Con muchas flores, homenajes distendidos y recuerdos dolorosos, ayer se repitió la misma escena en todos los cementerios del país: la visita en el Día de los Difuntos. Sólo en Montevideo fueron unas 250.000 personas.
El día soleado y caluroso hizo que la tradicional visita a los cementerios del 2 de noviembre se volviera un día ideal para "reacondicionar" las tumbas. Algunos con el simple gesto de poner flores, otros preparados con palas, rastrillos, baldes y hasta escobas.

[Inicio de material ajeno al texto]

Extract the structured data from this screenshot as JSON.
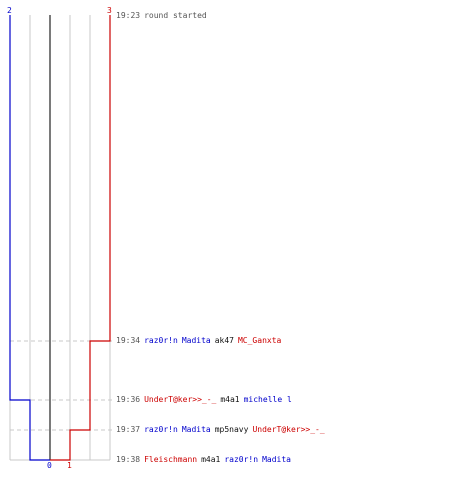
{
  "colors": {
    "team_blue": "#0000cc",
    "team_red": "#cc0000",
    "text_gray": "#555555",
    "text_black": "#111111",
    "grid": "#c8c8c8",
    "axis": "#7a7a7a",
    "dash": "#c8c8c8"
  },
  "scores": {
    "blue_top": "2",
    "red_top": "3",
    "blue_bottom": "0",
    "red_bottom": "1"
  },
  "events": [
    {
      "time": "19:23",
      "parts": [
        {
          "text": "round started",
          "team": "gray"
        }
      ]
    },
    {
      "time": "19:34",
      "parts": [
        {
          "text": "raz0r!n",
          "team": "blue"
        },
        {
          "text": "Madita",
          "team": "blue"
        },
        {
          "text": "ak47",
          "team": "black"
        },
        {
          "text": "MC_Ganxta",
          "team": "red"
        }
      ]
    },
    {
      "time": "19:36",
      "parts": [
        {
          "text": "UnderT@ker>>_-_",
          "team": "red"
        },
        {
          "text": "m4a1",
          "team": "black"
        },
        {
          "text": "michelle l",
          "team": "blue"
        }
      ]
    },
    {
      "time": "19:37",
      "parts": [
        {
          "text": "raz0r!n",
          "team": "blue"
        },
        {
          "text": "Madita",
          "team": "blue"
        },
        {
          "text": "mp5navy",
          "team": "black"
        },
        {
          "text": "UnderT@ker>>_-_",
          "team": "red"
        }
      ]
    },
    {
      "time": "19:38",
      "parts": [
        {
          "text": "Fleischmann",
          "team": "red"
        },
        {
          "text": "m4a1",
          "team": "black"
        },
        {
          "text": "raz0r!n",
          "team": "blue"
        },
        {
          "text": "Madita",
          "team": "blue"
        }
      ]
    }
  ]
}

El clima en los cementerios el Día de los Difuntos no fue de sufrimiento desconsolado. Es más un homenaje, un recuerdo o una visita.
Incluso se podía ver a muchas personas que tras dejar un ramo en la tumba de sus seres queridos, paseaba por el lugar. "Papá, vamos para abajo", pedía un niño refiriéndose al Panteón Nacional del Cementerio Central, donde se encuentran los restos de destacadas figuras uruguayas de la historia, política y cultura.

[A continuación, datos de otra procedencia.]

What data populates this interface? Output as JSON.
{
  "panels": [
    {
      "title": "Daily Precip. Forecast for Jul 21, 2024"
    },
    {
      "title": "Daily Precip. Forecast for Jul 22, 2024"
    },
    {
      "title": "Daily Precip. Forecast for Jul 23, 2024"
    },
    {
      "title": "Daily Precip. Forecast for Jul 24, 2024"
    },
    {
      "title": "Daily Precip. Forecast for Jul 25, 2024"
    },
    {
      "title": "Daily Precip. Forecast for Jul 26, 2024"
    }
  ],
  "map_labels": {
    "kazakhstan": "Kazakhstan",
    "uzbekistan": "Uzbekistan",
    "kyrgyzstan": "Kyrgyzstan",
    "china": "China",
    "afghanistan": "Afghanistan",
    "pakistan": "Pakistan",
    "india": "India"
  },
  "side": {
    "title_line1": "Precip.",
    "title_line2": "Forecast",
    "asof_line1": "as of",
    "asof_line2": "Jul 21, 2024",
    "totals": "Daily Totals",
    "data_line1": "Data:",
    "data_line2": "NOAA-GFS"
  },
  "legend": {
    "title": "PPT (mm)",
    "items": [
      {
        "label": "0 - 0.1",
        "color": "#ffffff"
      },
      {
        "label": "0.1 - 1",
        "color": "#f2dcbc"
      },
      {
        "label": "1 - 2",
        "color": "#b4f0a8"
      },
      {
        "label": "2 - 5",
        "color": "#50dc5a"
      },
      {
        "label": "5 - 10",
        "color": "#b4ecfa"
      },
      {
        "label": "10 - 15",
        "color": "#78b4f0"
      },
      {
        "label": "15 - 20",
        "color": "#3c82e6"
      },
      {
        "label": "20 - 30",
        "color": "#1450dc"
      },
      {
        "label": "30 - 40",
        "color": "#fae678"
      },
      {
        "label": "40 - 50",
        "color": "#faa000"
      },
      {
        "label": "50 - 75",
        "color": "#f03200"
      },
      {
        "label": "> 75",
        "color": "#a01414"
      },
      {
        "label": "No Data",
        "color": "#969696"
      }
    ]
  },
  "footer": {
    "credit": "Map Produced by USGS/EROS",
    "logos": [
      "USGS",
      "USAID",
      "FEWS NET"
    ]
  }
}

"¡Ese es Artigas!", dijo una pequeña a sus padres al entrar al Cementerio del Buceo, aunque sólo se trataba de un panteón con un busto en bronce.
Entre los asistentes, se podían oír muchas conversaciones distendidas sobre los difuntos u otros temas. Una señora mayor le comentaba a una cuidadora del lugar que el árbol de al lado de la tumba de su marido le "rompió todo", pero que ya lo habían arreglado. Otra señora le decía a su marido: "Esta blusa me queda mejor que la otra que me hace medio gorda". Él asintió.

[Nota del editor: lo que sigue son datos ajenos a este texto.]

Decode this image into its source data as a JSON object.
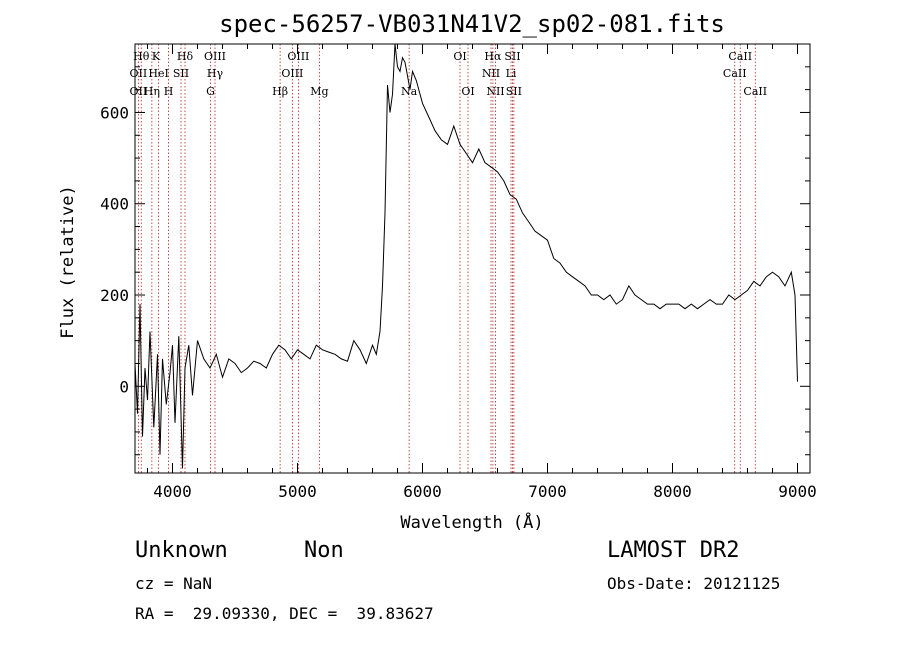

Según fuentes de Necrópolis de la comuna capitalina, entre 200.000 y 250.000 personas concurrieron a los cementerios, aunque nadie lo contabilizó.
Sin embargo, el dueño de la Florería Yaguarón, ubicada frente al Central, Edgardo Solari, dijo que este año había vendido poco y que veía menos movimiento. "Por el precio de los claveles no es", aseguró sobre el tipo de flor más vendido en la fecha. La docena costaba $ 80.
En la puerta de los cementerios había gente pidiendo, cuidacoches transitorios, algunos policías y duplas de inspectores de la Intendencia para ordenar el tránsito. Algunos aprovechaban la presencia de periodistas para hacer sus reclamos sobre robos en los cementerios. Una señora le contó a su marido que una joven del edificio donde viven robaba plantitas y macetas de allí. La mujer le insistía que pertenecían "a las almas" y que le estaban trayendo mala suerte. Al final, la joven devolvió lo hurtado "y le empezó a ir mejor: consiguió novio y trabajo".